His 1961 summit meeting in Vienna with the Soviet leader Nikita Khrushchev was a humiliating experience. Most of his legislative proposals died on Capitol Hill.
Yet he was also responsible for some extraordinary accomplishments.
The most important, and most famous, was his adept management of the Cuban missile crisis in 1962, widely considered the most perilous moment since World War II.
Most of his military advisers — and they were not alone — believed the United States should bomb the missile pads that the Soviet Union was stationing in Cuba.
Kennedy, aware of the danger of escalating the crisis, instead ordered a blockade of Soviet ships.
In the end, a peaceful agreement was reached.
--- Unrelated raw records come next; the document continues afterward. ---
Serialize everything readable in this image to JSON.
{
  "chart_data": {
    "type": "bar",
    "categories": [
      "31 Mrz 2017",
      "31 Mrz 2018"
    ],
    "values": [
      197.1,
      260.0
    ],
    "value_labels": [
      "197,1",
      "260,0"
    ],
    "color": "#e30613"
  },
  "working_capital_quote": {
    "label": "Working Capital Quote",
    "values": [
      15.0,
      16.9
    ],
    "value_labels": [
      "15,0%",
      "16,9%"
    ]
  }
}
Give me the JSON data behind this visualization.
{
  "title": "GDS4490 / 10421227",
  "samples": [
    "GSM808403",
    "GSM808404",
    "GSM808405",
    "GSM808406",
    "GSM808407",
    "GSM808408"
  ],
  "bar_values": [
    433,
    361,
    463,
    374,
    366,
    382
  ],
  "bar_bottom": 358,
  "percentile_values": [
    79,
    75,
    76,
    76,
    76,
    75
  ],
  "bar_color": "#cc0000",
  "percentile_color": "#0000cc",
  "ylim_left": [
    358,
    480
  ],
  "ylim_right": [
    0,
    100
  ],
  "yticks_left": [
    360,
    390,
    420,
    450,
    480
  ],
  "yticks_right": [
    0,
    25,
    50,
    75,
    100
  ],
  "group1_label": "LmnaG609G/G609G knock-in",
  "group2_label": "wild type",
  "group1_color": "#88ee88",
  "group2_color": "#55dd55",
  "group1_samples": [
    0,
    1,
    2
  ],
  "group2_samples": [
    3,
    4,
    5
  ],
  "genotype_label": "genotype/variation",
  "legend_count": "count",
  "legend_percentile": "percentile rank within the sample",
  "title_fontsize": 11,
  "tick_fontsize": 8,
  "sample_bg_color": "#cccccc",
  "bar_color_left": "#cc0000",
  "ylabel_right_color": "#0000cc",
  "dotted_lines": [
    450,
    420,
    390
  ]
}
Afterward, both Kennedy and Khrushchev began to soften the relationship between Washington and Moscow.
So how long will this “sainthood” of President Kennedy continue? Or are we finally going to get a more objective view?

Maybe it will start now as more allegations of sexual misconduct come out against politicians. It’s obvious that President Kennedy had a problem with women, too.

My bottom line is that President Kennedy should be viewed as a politician and not as a saint, as he has been for many years.

A second look at the Kennedy record is overdue and necessary.